SERVING SOUTHERN CALIFORNIA’S HIGH-ASSET DIVORCE NEEDS

Could your prenuptial agreement be “unconscionable?”

On Behalf of | Apr 29, 2025 | Prenuptial Agreements

One important advantage of having a prenuptial agreement is that it can help a divorce proceed more smoothly than it likely would if some basic financial matters hadn’t already been agreed to. 

If that divorce you may have thought would never actually occur is becoming a reality, one of the first things you want to do is review that prenup. These don’t “expire” (unless you included a sunset provision). That means the terms of your prenup are still valid unless you or your spouse challenges them. 

What can make a prenup unconscionable?

There are a number of things that could make one or more provisions of a prenup invalid – particularly if it wasn’t prepared by a legal professional and both parties didn’t have their own legal representation. In some cases, a prenup can even be ruled “unconscionable.” What does that mean?

“Unconscionable” is a term that can be applied to any contract. It means that one or more provisions of it are grossly unfair to one of the parties who signed it. Even if it wasn’t when the contract (in this case, a prenup) was signed, ensuing circumstances may have made them unreasonable.

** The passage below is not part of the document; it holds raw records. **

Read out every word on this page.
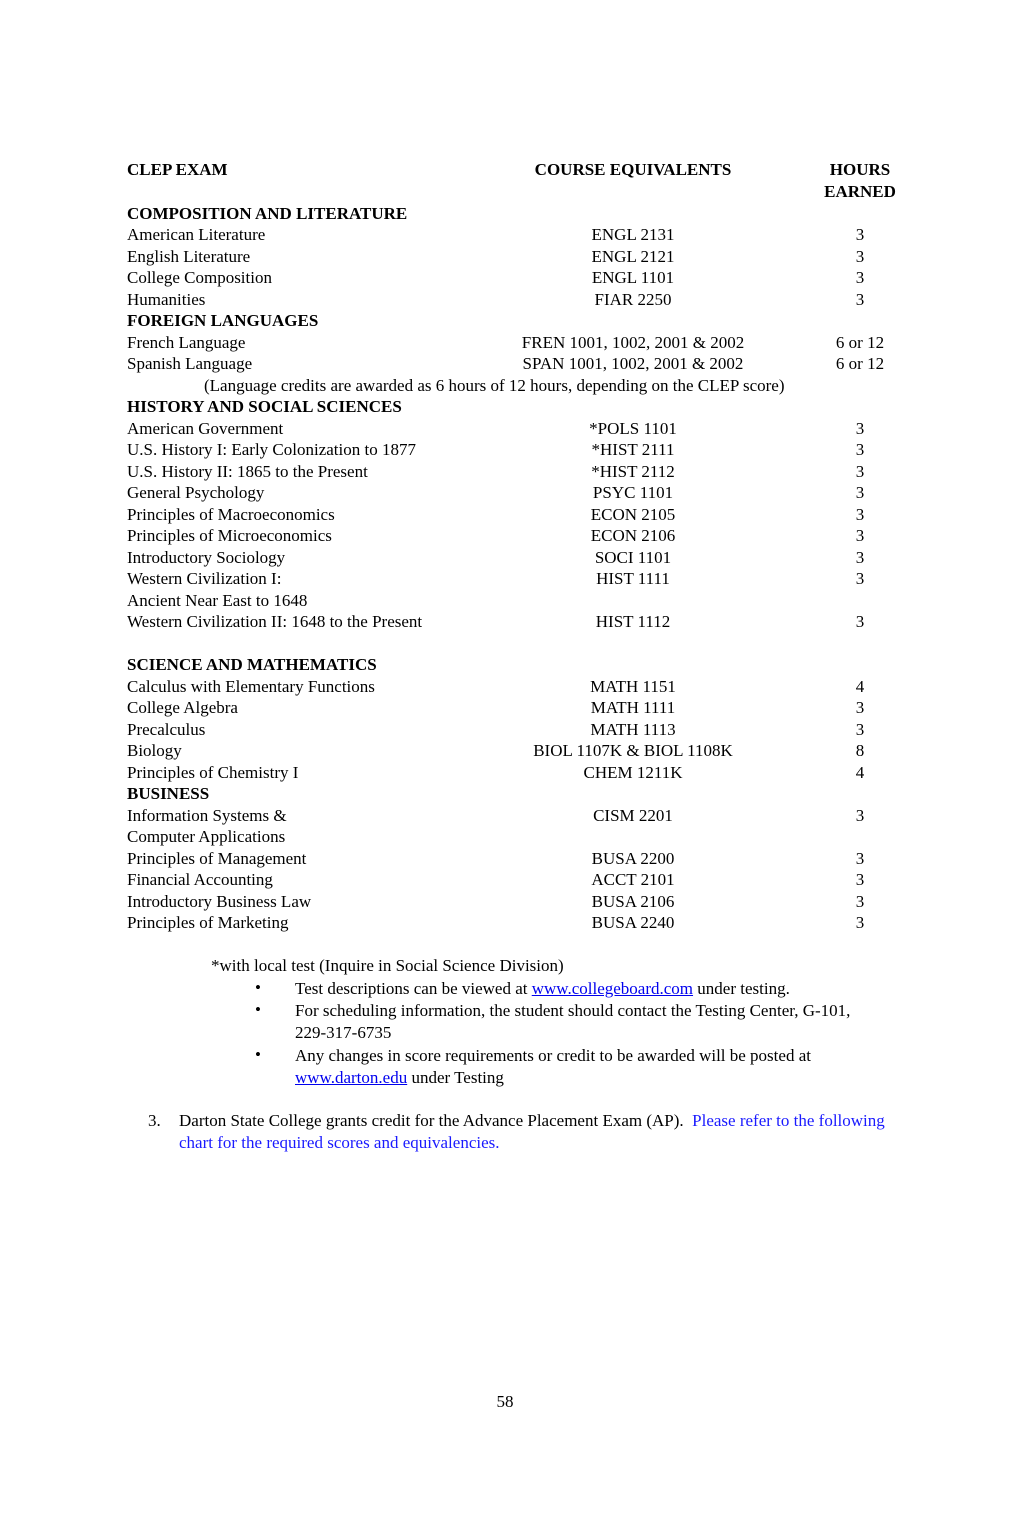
CLEP EXAM	COURSE EQUIVALENTS	HOURS
EARNED
COMPOSITION AND LITERATURE
American Literature	ENGL 2131	3
English Literature	ENGL 2121	3
College Composition	ENGL 1101	3
Humanities	FIAR 2250	3
FOREIGN LANGUAGES
French Language	FREN 1001, 1002, 2001 & 2002	6 or 12
Spanish Language	SPAN 1001, 1002, 2001 & 2002	6 or 12
(Language credits are awarded as 6 hours of 12 hours, depending on the CLEP score)
HISTORY AND SOCIAL SCIENCES
American Government	*POLS 1101	3
U.S. History I: Early Colonization to 1877	*HIST 2111	3
U.S. History II: 1865 to the Present	*HIST 2112	3
General Psychology	PSYC 1101	3
Principles of Macroeconomics	ECON 2105	3
Principles of Microeconomics	ECON 2106	3
Introductory Sociology	SOCI 1101	3
Western Civilization I:	HIST 1111	3
Ancient Near East to 1648
Western Civilization II: 1648 to the Present	HIST 1112	3
SCIENCE AND MATHEMATICS
Calculus with Elementary Functions	MATH 1151	4
College Algebra	MATH 1111	3
Precalculus	MATH 1113	3
Biology	BIOL 1107K & BIOL 1108K	8
Principles of Chemistry I	CHEM 1211K	4
BUSINESS
Information Systems &	CISM 2201	3
Computer Applications
Principles of Management	BUSA 2200	3
Financial Accounting	ACCT 2101	3
Introductory Business Law	BUSA 2106	3
Principles of Marketing	BUSA 2240	3
*with local test (Inquire in Social Science Division)
• Test descriptions can be viewed at www.collegeboard.com under testing.
• For scheduling information, the student should contact the Testing Center, G-101, 229-317-6735
• Any changes in score requirements or credit to be awarded will be posted at www.darton.edu under Testing
3.	Darton State College grants credit for the Advance Placement Exam (AP). Please refer to the following chart for the required scores and equivalencies.
58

For example, if one party agreed not to seek a share of any marital assets despite California’s community property law and the couple has amassed millions of dollars over the years, that provision could be deemed unconscionable. Provisions that should never have been included, like requirements around appearance or even infidelity, are widely considered unconscionable and invalid.

If you’re considering ending your marriage, your spouse is or you’ve both agreed that it’s the best way forward, it’s important to get a legal review of your prenup as you start thinking about what your goals are for the divorce.